Penulis: Fajar Bahruddin Achmad | Editor: sujarwo
Siaga 24 Jam
Saefudin mengatakan, petugas di bagian pelayanan teknik totalnya berjumlah 26 orang. Dari total tersebut kemudian dibagi ke dua pos dengan pembagian kerja tiga sif.
Selama 24 jam mereka bekerja memperbaiki gangguan seperti kabel putus atau listrik padam.
Ia mengatakan, semasa musim penghujan potensi gangguan listrik lebih banyak terjadi. Hal itu diakibatkan banyak kejadian pohon tumbang.
"Tim itulah yang diketahui masyarakat sebagai PLN. Tiap hari kalau mati lampu dia yang muter-muter, cari lokasi gangguan," katanya.
Saefudin bercerita, banyak masyarakat yang tidak tahu pekerjaan teknisi perbaikan aliran listrik. Mereka tiap hari bekerja di lapangan dengan taruhan nyawa.
Tapi masih banyak masyarakat yang suka protes karena lamanya proses perbaikan listrik. Ia mengatakan, dalam bekerja para petugas PLN butuh hati-hati.

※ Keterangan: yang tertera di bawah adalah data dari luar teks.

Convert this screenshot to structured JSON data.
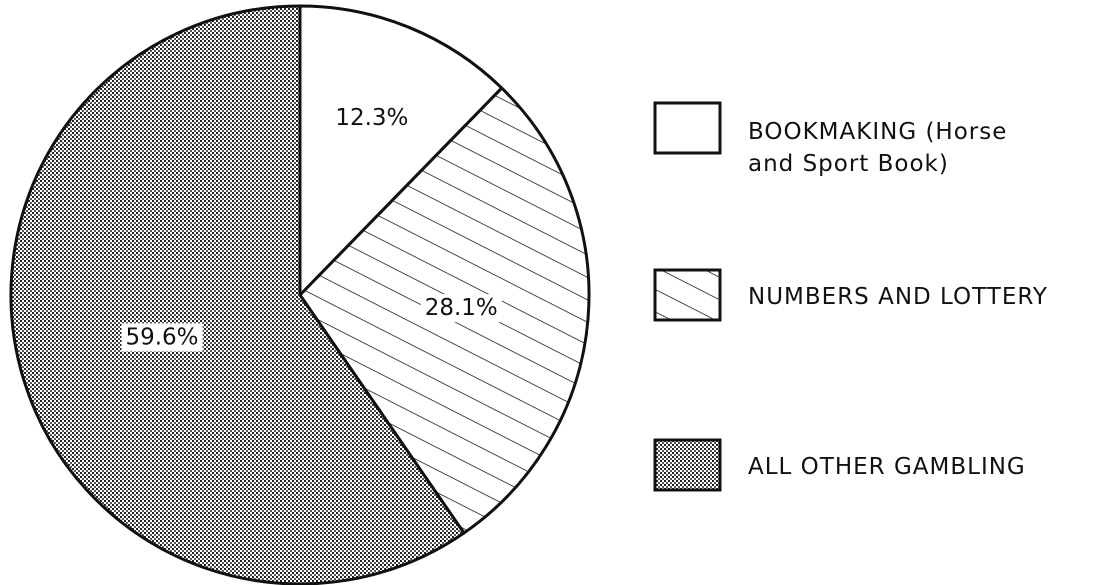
{
  "chart_data": {
    "type": "pie",
    "categories": [
      "BOOKMAKING (Horse and Sport Book)",
      "NUMBERS AND LOTTERY",
      "ALL OTHER GAMBLING"
    ],
    "values": [
      12.3,
      28.1,
      59.6
    ],
    "value_labels": [
      "12.3%",
      "28.1%",
      "59.6%"
    ],
    "patterns": [
      "none",
      "hatch",
      "dots"
    ],
    "start_angle": 0,
    "direction": "clockwise",
    "legend": "right"
  }
}
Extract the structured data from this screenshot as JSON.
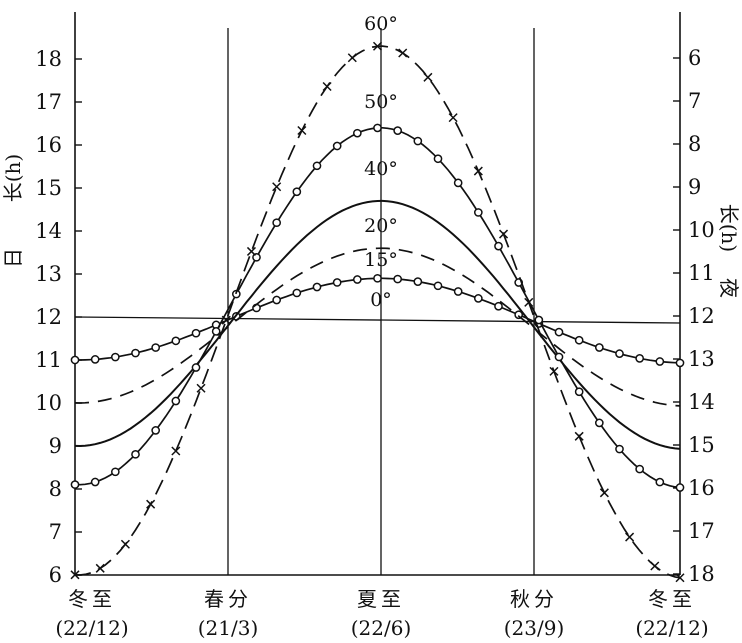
{
  "chart_data": {
    "type": "line",
    "categories": [
      {
        "name": "冬至",
        "date": "(22/12)"
      },
      {
        "name": "春分",
        "date": "(21/3)"
      },
      {
        "name": "夏至",
        "date": "(22/6)"
      },
      {
        "name": "秋分",
        "date": "(23/9)"
      },
      {
        "name": "冬至",
        "date": "(22/12)"
      }
    ],
    "left_axis": {
      "label_char": "日",
      "label": "长(h)",
      "ticks": [
        6,
        7,
        8,
        9,
        10,
        11,
        12,
        13,
        14,
        15,
        16,
        17,
        18
      ],
      "range": [
        6,
        18.5
      ]
    },
    "right_axis": {
      "label_char": "夜",
      "label": "长(h)",
      "ticks": [
        6,
        7,
        8,
        9,
        10,
        11,
        12,
        13,
        14,
        15,
        16,
        17,
        18
      ]
    },
    "series": [
      {
        "name": "0°",
        "style": "circle",
        "winter": 11.0,
        "summer": 12.9
      },
      {
        "name": "15°",
        "style": "dashed",
        "winter": 10.0,
        "summer": 13.6
      },
      {
        "name": "20°",
        "style": "solid",
        "winter": 9.0,
        "summer": 14.7
      },
      {
        "name": "40°",
        "style": "circle",
        "winter": 8.1,
        "summer": 16.4
      },
      {
        "name": "50°",
        "style": "dashcross",
        "winter": 6.0,
        "summer": 18.3
      },
      {
        "name": "60°",
        "style": "none"
      }
    ],
    "grid": false
  }
}
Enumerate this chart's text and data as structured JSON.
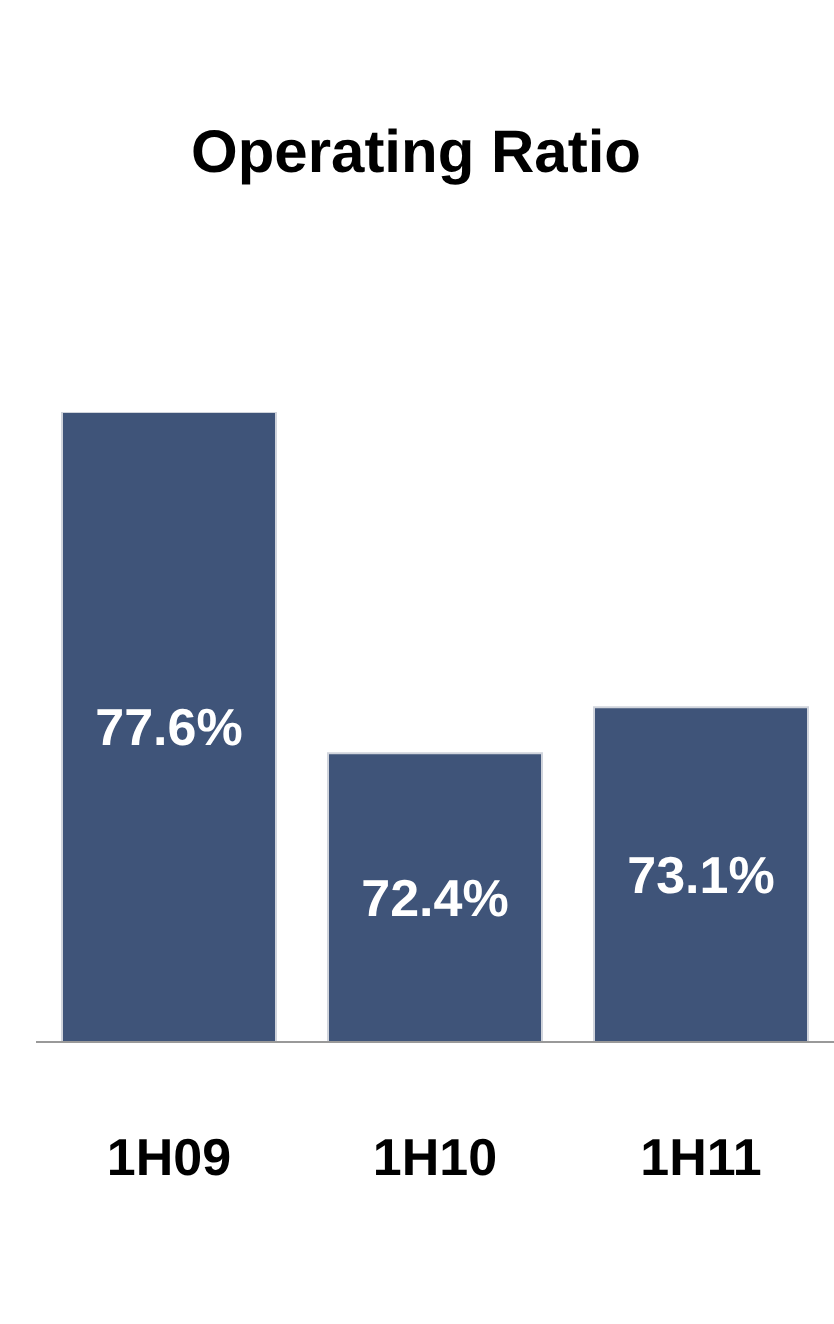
{
  "chart_data": {
    "type": "bar",
    "title": "Operating Ratio",
    "categories": [
      "1H09",
      "1H10",
      "1H11"
    ],
    "values": [
      77.6,
      72.4,
      73.1
    ],
    "value_labels": [
      "77.6%",
      "72.4%",
      "73.1%"
    ],
    "color": "#3f5479",
    "ylim": [
      68,
      77.6
    ],
    "tick_labels": "x"
  }
}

Terlebih saat terjadi hujan, maka perlu diperhatikan tidak ada petir. Karena meskipun tegangan sudah dimatikan, namun petir bisa berinduksi.
"Kadang-kadang pelanggan inginnya cepat nyala. Saya pun begitu. Tapi kalau ada yang membahayakan, pasti kita tunda dulu. Kalau sudah aman, baru kita kerjakan lagi," jelasnya. (*)
:quality(30):format(webp):focal(0.5x0.5:0.5x0.5)/jateng/foto/bank/originals/petugas-cek-gangguan-listrik-tegal.jpg)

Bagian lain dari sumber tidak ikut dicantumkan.